1. 09 May, 2024 5 commits
  2. 03 May, 2024 6 commits
  3. 28 Apr, 2024 3 commits
    • Mark Rutland's avatar
      arm64: defer clearing DAIF.D · 080297be
      Mark Rutland authored
      For historical reasons we unmask debug exceptions in __cpu_setup(), but
      it's not necessary to unmask debug exceptions this early in the
      boot/idle entry paths. It would be better to unmask debug exceptions
      later in C code as this simplifies the current code and will make it
      easier to rework exception masking logic to handle non-DAIF bits in
      future (e.g. PSTATE.{ALLINT,PM}).
      
      We started clearing DAIF.D in __cpu_setup() in commit:
      
        2ce39ad1 ("arm64: debug: unmask PSTATE.D earlier")
      
      At the time, we needed to ensure that DAIF.D was clear on the primary
      CPU before scheduling and preemption were possible, and chose to do this
      in __cpu_setup() so that this occurred in the same place for primary and
      secondary CPUs. As we cannot handle debug exceptions this early, we
      placed an ISB between initializing MDSCR_EL1 and clearing DAIF.D so that
      no exceptions should be triggered.
      
      Subsequently we rewrote the return-from-{idle,suspend} paths to use
      __cpu_setup() in commit:
      
        cabe1c81 ("arm64: Change cpu_resume() to enable mmu early then access sleep_sp by va")
      
      ... which allowed for earlier use of the MMU and had the desirable
      property of using the same code to reset the CPU in the cold and warm
      boot paths. This introduced a bug: DAIF.D was clear while
      cpu_do_resume() restored MDSCR_EL1 and other control registers (e.g.
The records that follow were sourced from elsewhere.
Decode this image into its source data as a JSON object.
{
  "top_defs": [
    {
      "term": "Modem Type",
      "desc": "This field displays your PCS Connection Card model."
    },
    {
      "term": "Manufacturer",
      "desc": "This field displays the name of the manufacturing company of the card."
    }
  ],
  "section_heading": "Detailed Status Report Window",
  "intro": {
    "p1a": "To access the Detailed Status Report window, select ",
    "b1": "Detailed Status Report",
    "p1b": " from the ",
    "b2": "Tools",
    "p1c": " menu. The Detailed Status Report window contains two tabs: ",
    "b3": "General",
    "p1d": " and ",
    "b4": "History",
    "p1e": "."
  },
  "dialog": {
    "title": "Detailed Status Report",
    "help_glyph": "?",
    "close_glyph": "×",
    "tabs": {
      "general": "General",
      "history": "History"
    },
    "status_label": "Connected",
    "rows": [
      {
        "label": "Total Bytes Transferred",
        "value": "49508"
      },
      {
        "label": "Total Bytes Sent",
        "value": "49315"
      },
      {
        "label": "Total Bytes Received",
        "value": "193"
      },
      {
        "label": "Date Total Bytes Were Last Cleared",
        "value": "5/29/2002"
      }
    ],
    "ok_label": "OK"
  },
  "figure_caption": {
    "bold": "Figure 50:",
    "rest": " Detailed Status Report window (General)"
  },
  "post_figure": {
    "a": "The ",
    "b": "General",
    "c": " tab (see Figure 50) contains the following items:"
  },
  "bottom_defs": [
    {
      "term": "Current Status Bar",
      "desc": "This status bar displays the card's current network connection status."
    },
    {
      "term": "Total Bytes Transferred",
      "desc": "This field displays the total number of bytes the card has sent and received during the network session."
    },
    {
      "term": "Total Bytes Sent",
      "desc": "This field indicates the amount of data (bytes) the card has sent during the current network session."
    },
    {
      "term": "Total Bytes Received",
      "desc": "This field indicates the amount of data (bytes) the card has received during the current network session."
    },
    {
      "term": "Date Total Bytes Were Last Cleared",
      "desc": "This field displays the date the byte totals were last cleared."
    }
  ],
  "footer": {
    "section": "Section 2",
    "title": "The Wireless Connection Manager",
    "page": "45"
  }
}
      breakpoint/watchpoint control/value registers), and so we could
      unexpectedly take debug exceptions.
      
      We fixed that in commit:
      
        744c6c37 ("arm64: kernel: Fix unmasked debug exceptions when restoring mdscr_el1")
      
      ... by having cpu_do_resume() use the `disable_dbg` macro to set DAIF.D
      before restoring MDSCR_EL1 and other control registers. This relies on
      DAIF.D being subsequently cleared again in cpu_resume().
      
      Subsequently we reworked DAIF masking in commit:
      
        0fbeb318 ("arm64: explicitly mask all exceptions")
      
      ... where we began enforcing a policy that DAIF.D being set implies all
      other DAIF bits are set, and so e.g. we cannot take an IRQ while DAIF.D
      is set. As part of this the use of `disable_dbg` in cpu_resume() was
      replaced with `disable_daif` for consistency with the rest of the
      kernel.
      
      These days, there's no need to clear DAIF.D early within __cpu_setup():
      
      * setup_arch() clears DAIF.DA before scheduling and preemption are
        possible on the primary CPU, avoiding the problem we we originally
        trying to work around.
      
        Note: DAIF.IF get cleared later when interrupts are enabled for the
        first time.
      
      * secondary_start_kernel() clears all DAIF bits before scheduling and
        preemption are possible on secondary CPUs.
      
        Note: with pseudo-NMI, the PMR is initialized here before any DAIF
        bits are cleared. Similar will be necessary for the architectural NMI.
      
      * cpu_suspend() restores all DAIF bits when returning from idle,
        ensuring that we don't unexpectedly leave DAIF.D clear or set.
      
        Note: with pseudo-NMI, the PMR is initialized here before DAIF is
        cleared. Similar will be necessary for the architectural NMI.
      
      This patch removes the unmasking of debug exceptions from __cpu_setup(),
      relying on the above locations to initialize DAIF. This allows some
      other cleanups:
      
      * It is no longer necessary for cpu_resume() to explicitly mask debug
        (or other) exceptions, as it is always called with all DAIF bits set.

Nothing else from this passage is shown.